Her hesitation to let her original songs be heard is apparent in her output. In four years of writing and performing as Ayerlyn, she’s only released a handful of her original songs.
“My favorite part of music is writing. My second favorite part of music is playing for people. So naturally, recording has taken a backseat,” Dobson says.
“I feel lucky to be a part of a welcoming music community here in Lakeland. That does not exist everywhere.”
As a result, searching for Ayerlyn music on Spotify or any of the popular music streaming platforms is a relatively fruitless activity, with the exception of YouTube. The Ayerlyn YouTube channel is full of videos of teenage Dobson performing covers and original songs from her bedroom. This seems to be the one medium she felt comfortable recording and releasing material during the early years of her music making.
“YouTube was definitely very empowering. As someone who was young and just getting their bearings, it was a good place to start. I think some people get stuck there playing other people’s music. People [viewers] want to hear songs that they know. Naturally, I fell out of doing covers because I wanted to pursue original music,” Dobson says.
That renewed vigor to work on her original music is exciting. Dobson is working on a new solo album and her new project, Dog Heaven. Dog Heaven is different because she approaches this project with a spirit of collaboration instead of pure self-expression. It’s the feeding off of the creativity of her collaborators that makes it exciting for her. After years of working on music by herself, she’s finding it refreshing to create something with others and let go of control a little bit. She shares writing and singing duties with Rachel Pollock, whose voice is much higher than Dobson’s. It’s wafer thin, hazy, and delicate, like a frosted glass pane. Their voices together are the perfect contrasting tones, with the same nuanced finesse. So far, the duo has enlisted help from fellow songwriter Emily Jones (guitar and bass) and multi-instrumentalist Brendan McGowan and look forward to an open-door policy with regards to collaborations in the future.
“When I lifted Ayerlyn off the ground as a solo project, the idea was that it could evolve into something more. I soon realized that there was a very tender part of my heart that I could tap into just being on my own with my guitar. Thankfully, because I do have another project, Dog Heaven, there’s something I can’t achieve when I’m on my own. There’s an energy having other musicians with me who are passionate about the music we’re doing.”
In 2015, Dobson moved to Nashville for almost a year. “The music community in Lakeland is very tight-knit, at least the people I was surrounded by were. I thought that moving to Nashville, I would fall into another group like that. That didn’t happen,” Dobson says.
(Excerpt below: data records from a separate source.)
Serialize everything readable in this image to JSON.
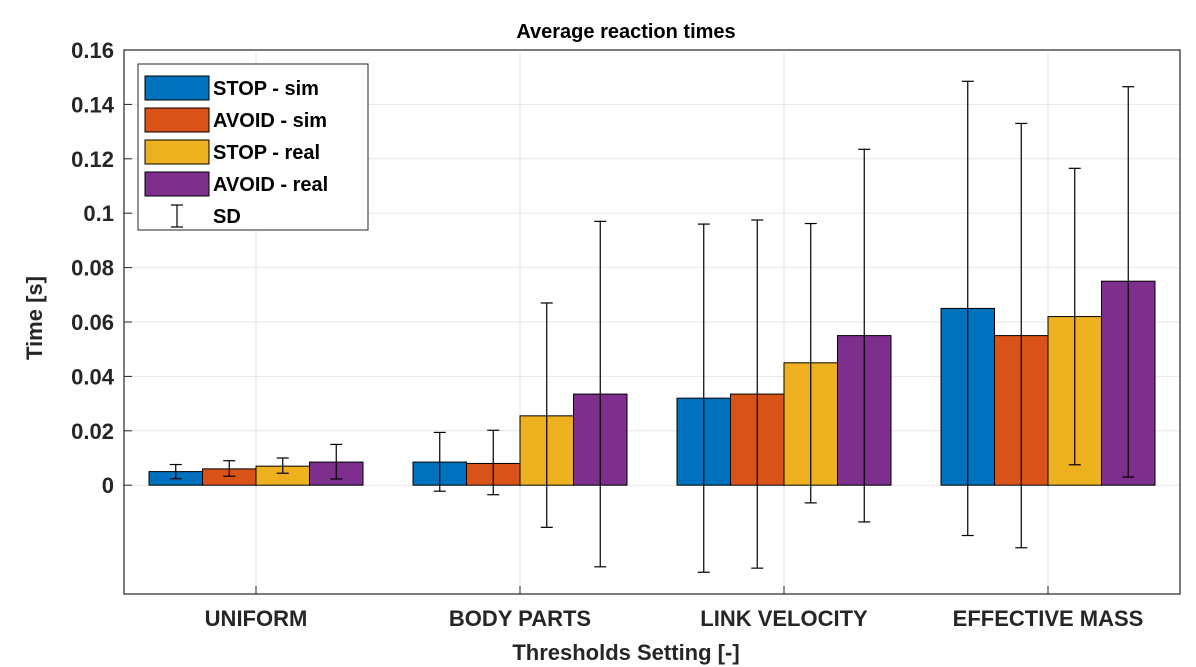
{
  "chart_data": {
    "type": "bar",
    "title": "Average reaction times",
    "xlabel": "Thresholds Setting [-]",
    "ylabel": "Time [s]",
    "ylim": [
      -0.04,
      0.16
    ],
    "yticks": [
      0,
      0.02,
      0.04,
      0.06,
      0.08,
      0.1,
      0.12,
      0.14,
      0.16
    ],
    "ytick_labels": [
      "0",
      "0.02",
      "0.04",
      "0.06",
      "0.08",
      "0.1",
      "0.12",
      "0.14",
      "0.16"
    ],
    "categories": [
      "UNIFORM",
      "BODY PARTS",
      "LINK VELOCITY",
      "EFFECTIVE MASS"
    ],
    "grid": true,
    "legend_position": "top-left",
    "error_label": "SD",
    "series": [
      {
        "name": "STOP - sim",
        "color": "#0072BD",
        "values": [
          0.005,
          0.0085,
          0.032,
          0.065
        ],
        "err_low": [
          0.0024,
          -0.0022,
          -0.032,
          -0.0185
        ],
        "err_high": [
          0.0076,
          0.0194,
          0.096,
          0.1485
        ]
      },
      {
        "name": "AVOID - sim",
        "color": "#D95319",
        "values": [
          0.006,
          0.008,
          0.0335,
          0.055
        ],
        "err_low": [
          0.0033,
          -0.0035,
          -0.0305,
          -0.023
        ],
        "err_high": [
          0.009,
          0.0202,
          0.0975,
          0.133
        ]
      },
      {
        "name": "STOP - real",
        "color": "#EDB120",
        "values": [
          0.007,
          0.0255,
          0.045,
          0.062
        ],
        "err_low": [
          0.0044,
          -0.0155,
          -0.0065,
          0.0075
        ],
        "err_high": [
          0.01,
          0.067,
          0.0962,
          0.1165
        ]
      },
      {
        "name": "AVOID - real",
        "color": "#7E2F8E",
        "values": [
          0.0085,
          0.0335,
          0.055,
          0.075
        ],
        "err_low": [
          0.0023,
          -0.03,
          -0.0135,
          0.003
        ],
        "err_high": [
          0.015,
          0.097,
          0.1235,
          0.1465
        ]
      }
    ]
  }
}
“I care so much about my songs. They all have a very special place in my heart, so sharing them is scary. It’s like my songs and I have a secret, and once they’re out, anyone can partake in that. It feels risky. It’s also liberating, but it’s like sharing a huge part of yourself with anyone who’s willing to tune in.”
She didn’t go there specifically with the hope of pursuing music, but her observations of the Nashville music community versus the Lakeland creative community were interesting. “You move away and it’s sink or swim. I think it’s really good for people to have that experience. But for me as an 18 year old, it was very scary. It was easy to compare myself to other musicians and to just feel so defeated.”
Through her brief stint in Nashville, Dobson garnered great insight into how Lakeland played a fundamental role in her life and how the unique community that exists here is difficult to find elsewhere. “In hindsight, I believe I could have gone to Nashville and succeeded had I chosen to immerse myself in it, but I didn’t. I feel lucky to be a part of a welcoming music community here in Lakeland. That does not exist everywhere.”